Given the dynamic nature of
Microcystis genomes (
5) and evidence of genome rearrangement in response to environmental conditions (
31), one competing hypothesis explaining seasonal trends in genotypic diversity is active horizontal gene transfer (HGT) or loss of
mcy genes during the season. However, the distinct clustering of samples by bloom phase based on genome-wide conANI scores (
Fig. 4) suggested that the seasonal dynamics of
mcy genotypes were due to shifts in the abundances of
Microcystis strains rather than ongoing evolution at the time scale of this study. If the differential coverage ratios of
mcy genotypes were due to active HGT and/or gene loss, the same strains would be present at all times, and the conANI would be at least 99.999% (
39); in contrast, we found that the values ranged from 97.3014% to 99.7936% (see Table S2 in the supplemental material). We conclude that the samples contained distinct strains that shifted in abundance over the course of the bloom and diverged on the order of thousands of to several million years based on whole-genome analysis and a wide range of mutation accumulation rates (
Table 2). While conANI results varied across genes, as expected due to different evolutionary histories and forces (
6,
21–23), even the shortest estimated divergence times were on the scale of hundreds to thousands of years.

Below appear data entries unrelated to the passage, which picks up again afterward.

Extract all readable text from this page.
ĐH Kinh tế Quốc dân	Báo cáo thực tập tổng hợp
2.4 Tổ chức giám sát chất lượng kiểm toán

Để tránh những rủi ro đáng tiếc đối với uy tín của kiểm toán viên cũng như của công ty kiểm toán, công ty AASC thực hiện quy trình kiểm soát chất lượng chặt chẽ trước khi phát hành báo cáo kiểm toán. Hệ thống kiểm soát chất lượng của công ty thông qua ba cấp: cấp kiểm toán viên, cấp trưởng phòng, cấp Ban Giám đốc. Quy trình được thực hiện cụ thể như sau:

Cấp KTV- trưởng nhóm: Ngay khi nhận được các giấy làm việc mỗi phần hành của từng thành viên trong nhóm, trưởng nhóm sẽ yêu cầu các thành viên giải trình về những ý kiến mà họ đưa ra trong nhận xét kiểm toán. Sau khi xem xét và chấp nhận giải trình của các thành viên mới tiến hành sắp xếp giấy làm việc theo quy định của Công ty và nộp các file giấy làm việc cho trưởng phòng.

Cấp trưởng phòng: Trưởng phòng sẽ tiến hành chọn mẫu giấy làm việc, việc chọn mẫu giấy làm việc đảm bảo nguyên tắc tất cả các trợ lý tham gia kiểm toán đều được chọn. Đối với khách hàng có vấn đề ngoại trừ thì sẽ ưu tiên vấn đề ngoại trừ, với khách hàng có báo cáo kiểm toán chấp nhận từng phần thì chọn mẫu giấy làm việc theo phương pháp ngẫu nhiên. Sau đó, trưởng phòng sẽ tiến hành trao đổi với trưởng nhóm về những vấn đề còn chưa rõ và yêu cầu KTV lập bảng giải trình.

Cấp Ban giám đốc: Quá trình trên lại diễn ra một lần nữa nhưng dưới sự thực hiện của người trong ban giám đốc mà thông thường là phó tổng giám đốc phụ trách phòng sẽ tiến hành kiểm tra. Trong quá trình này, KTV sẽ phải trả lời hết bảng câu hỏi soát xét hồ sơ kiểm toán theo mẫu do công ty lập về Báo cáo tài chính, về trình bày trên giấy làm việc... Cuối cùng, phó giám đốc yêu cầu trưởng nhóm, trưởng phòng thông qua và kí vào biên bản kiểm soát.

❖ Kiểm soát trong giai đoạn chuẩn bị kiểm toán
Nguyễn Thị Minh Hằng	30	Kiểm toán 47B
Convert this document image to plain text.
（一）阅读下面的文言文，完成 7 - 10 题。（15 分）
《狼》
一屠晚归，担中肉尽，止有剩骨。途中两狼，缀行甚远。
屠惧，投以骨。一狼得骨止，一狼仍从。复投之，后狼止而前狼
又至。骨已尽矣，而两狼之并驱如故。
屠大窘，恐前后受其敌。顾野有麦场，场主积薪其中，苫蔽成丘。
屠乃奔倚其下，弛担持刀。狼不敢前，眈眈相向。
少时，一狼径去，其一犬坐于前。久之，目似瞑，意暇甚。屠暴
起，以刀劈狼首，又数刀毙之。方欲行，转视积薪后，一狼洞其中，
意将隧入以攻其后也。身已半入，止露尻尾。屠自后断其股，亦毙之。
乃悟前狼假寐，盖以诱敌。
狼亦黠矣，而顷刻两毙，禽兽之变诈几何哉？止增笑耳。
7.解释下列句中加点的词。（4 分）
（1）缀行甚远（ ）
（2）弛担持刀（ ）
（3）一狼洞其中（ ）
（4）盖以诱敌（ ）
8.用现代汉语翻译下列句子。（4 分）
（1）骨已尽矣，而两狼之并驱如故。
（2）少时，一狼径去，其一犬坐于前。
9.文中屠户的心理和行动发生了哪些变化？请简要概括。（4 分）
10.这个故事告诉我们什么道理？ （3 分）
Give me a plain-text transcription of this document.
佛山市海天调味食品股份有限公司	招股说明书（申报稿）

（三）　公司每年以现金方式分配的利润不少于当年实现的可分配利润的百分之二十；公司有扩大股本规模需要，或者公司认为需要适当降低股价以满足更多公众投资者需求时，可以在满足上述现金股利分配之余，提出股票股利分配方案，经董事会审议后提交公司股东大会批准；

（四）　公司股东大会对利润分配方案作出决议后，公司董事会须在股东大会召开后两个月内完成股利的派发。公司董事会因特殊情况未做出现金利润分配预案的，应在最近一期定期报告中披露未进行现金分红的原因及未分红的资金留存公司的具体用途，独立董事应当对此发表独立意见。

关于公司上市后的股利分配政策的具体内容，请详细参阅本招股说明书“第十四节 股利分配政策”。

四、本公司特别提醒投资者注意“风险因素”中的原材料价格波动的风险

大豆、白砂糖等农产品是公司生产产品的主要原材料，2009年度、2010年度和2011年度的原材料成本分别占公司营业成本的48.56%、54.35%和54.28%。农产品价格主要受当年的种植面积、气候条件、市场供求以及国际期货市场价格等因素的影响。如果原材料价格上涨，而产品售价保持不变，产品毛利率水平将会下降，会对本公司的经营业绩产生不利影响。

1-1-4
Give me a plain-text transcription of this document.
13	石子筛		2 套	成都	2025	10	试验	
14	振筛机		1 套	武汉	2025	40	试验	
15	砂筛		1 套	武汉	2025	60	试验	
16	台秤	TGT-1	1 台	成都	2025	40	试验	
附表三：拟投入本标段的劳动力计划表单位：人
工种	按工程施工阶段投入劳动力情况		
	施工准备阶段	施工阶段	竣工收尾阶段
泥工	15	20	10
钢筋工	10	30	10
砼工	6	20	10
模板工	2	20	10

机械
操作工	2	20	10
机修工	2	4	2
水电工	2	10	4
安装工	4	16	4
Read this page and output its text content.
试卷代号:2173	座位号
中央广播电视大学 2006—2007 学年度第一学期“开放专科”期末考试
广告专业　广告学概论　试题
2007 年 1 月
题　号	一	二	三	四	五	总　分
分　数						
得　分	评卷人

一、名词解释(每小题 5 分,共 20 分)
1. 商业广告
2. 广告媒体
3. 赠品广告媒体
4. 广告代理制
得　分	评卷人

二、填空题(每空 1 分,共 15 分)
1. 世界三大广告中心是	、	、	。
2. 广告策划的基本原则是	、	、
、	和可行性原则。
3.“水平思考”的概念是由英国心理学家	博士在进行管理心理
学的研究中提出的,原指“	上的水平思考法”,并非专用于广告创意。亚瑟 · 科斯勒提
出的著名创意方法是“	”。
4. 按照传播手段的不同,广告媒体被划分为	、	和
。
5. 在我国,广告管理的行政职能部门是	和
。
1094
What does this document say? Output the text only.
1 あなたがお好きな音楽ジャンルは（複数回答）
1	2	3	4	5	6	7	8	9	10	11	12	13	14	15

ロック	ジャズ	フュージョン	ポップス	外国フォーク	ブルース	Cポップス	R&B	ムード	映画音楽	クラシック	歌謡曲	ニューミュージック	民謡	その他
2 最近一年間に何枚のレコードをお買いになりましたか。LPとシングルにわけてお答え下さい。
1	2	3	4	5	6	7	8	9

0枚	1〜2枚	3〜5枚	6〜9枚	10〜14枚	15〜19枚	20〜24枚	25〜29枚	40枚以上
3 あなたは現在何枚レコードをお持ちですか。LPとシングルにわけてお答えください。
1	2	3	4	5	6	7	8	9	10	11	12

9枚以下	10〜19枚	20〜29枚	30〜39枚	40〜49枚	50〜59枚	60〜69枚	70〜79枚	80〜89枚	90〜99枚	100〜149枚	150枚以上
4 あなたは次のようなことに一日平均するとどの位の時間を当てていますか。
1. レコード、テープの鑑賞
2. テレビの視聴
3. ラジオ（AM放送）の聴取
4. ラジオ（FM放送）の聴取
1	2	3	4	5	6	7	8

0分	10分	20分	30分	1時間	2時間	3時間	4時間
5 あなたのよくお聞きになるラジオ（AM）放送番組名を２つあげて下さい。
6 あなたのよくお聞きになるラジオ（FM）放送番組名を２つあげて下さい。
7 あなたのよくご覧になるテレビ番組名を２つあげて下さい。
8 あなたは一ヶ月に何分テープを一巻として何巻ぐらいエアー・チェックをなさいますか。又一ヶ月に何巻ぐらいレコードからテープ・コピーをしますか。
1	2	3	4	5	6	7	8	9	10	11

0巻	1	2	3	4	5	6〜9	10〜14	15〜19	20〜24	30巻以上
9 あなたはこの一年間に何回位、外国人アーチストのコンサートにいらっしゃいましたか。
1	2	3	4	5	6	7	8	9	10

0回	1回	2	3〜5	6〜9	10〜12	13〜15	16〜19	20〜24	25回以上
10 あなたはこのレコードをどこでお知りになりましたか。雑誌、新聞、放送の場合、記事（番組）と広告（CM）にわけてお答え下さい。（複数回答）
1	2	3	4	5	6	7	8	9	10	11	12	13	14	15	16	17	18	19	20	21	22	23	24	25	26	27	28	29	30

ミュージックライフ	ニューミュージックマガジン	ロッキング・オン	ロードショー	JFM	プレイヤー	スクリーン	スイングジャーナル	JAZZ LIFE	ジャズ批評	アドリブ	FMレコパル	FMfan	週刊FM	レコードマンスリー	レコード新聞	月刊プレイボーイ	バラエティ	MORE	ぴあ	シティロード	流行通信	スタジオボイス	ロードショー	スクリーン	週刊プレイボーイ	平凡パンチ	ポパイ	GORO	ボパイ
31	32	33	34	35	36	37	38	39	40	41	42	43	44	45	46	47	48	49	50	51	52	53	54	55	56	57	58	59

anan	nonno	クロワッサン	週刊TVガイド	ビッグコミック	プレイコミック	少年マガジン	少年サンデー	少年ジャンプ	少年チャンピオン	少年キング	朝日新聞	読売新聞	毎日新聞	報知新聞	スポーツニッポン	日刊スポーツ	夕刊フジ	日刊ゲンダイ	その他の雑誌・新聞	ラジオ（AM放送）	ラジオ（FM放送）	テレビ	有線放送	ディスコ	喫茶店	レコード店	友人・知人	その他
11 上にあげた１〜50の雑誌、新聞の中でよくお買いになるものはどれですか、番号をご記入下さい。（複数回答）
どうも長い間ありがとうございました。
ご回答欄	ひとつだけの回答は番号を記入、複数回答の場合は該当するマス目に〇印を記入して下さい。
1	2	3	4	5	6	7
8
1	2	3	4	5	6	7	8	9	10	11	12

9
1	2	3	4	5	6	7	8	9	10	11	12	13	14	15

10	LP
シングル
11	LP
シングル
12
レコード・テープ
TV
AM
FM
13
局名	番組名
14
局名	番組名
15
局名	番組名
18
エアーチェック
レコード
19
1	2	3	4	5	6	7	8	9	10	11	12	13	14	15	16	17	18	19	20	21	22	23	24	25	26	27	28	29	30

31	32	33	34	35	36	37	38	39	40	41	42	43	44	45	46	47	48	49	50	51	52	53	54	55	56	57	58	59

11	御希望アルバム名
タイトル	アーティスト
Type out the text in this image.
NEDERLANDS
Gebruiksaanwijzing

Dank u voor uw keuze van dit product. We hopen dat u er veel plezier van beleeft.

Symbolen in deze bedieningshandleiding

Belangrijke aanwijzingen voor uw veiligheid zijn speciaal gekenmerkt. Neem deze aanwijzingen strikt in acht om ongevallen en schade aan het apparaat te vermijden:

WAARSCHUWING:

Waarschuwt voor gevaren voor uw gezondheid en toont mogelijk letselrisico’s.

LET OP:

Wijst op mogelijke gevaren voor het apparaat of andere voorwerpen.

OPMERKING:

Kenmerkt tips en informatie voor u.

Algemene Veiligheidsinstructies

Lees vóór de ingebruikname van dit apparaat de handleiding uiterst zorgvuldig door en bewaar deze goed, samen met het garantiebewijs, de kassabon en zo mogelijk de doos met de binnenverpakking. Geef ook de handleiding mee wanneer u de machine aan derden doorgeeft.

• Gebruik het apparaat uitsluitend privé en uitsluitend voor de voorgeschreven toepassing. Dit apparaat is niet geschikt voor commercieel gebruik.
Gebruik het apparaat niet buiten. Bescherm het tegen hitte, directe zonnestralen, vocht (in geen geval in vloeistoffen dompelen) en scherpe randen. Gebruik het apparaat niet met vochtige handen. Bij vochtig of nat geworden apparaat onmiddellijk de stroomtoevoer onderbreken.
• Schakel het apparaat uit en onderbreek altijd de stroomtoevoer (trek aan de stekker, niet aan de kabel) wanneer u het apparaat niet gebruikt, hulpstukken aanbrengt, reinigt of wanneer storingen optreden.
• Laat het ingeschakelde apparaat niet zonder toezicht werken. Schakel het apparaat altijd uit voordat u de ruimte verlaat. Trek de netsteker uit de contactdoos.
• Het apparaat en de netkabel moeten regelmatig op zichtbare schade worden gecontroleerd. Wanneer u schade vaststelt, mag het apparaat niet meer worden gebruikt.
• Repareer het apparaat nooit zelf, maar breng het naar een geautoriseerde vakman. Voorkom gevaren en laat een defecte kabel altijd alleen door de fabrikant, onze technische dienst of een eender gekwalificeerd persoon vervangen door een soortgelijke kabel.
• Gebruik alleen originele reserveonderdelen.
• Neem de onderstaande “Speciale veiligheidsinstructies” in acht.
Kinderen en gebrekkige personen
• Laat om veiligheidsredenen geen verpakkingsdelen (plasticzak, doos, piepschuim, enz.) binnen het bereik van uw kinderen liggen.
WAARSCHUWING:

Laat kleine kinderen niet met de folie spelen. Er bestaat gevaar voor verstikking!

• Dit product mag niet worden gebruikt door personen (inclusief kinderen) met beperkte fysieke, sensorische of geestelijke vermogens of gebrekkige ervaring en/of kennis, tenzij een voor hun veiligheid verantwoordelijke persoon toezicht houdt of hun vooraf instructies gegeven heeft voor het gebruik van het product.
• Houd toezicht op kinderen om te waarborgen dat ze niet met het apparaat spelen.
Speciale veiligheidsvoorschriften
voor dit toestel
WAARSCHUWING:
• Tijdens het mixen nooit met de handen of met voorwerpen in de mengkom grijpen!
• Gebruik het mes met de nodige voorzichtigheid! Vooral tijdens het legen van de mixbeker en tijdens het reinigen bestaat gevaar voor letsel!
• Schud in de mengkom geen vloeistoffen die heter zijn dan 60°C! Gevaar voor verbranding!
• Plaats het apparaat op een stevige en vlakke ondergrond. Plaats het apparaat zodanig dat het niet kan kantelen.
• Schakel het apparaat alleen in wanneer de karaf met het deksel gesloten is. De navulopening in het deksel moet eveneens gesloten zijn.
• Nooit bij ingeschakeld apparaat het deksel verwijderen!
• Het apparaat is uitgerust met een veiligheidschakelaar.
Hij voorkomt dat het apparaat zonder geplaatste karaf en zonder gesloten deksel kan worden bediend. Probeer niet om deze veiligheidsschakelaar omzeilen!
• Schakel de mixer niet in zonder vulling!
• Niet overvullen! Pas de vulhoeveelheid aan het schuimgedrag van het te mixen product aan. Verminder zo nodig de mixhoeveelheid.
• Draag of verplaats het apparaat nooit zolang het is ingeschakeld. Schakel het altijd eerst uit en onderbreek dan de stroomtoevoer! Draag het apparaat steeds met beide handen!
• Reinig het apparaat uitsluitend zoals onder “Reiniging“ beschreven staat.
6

Rather than HGT, the results from this study suggested that specific genotypes were favored during the bloom according to shifting niche space, with an emphasis on nitrogen form and availability as well as pH (
Table 1).
The co-occurrence of various
mcy genotypes in natural cyanobacterial bloom communities highlights that genotypes commonly observed in culture (
21,
22,
51) as well as novel genotypes that have scarcely been mentioned in the literature (
6) are common in natural populations. Our results show that this genotype diversity shifts dynamically in time and space and suggest that it is likely responsible in part, along with the direct influence of environmental conditions, for the diversity of structural variants of MC observed in nature. The presence of an abundant, transcriptionally active, partial
mcy operon of unknown biosynthetic potential merits further investigation. Its presence further highlights the potential pitfalls of using single
mcy genes to assess MC-producing strains, as
mcyA–C will not distinguish partial and complete genotypes, and the use of
mcyD or
mcyE will not capture the presence of the partial genotype. For example, the Phytotoxigene (Akron, OH, USA) quantitative PCR (qPCR) screening kit, which is commonly used to detect MC-producing potential, detects only the
mcyE gene. Such an approach would not detect the partial operon identified in this study. Overall, this study shows the utility of shotgun omics approaches for resolving known and novel
mcy genotypes that can dominate natural blooms with the potential for new phenotypic outcomes of concern to human and animal health.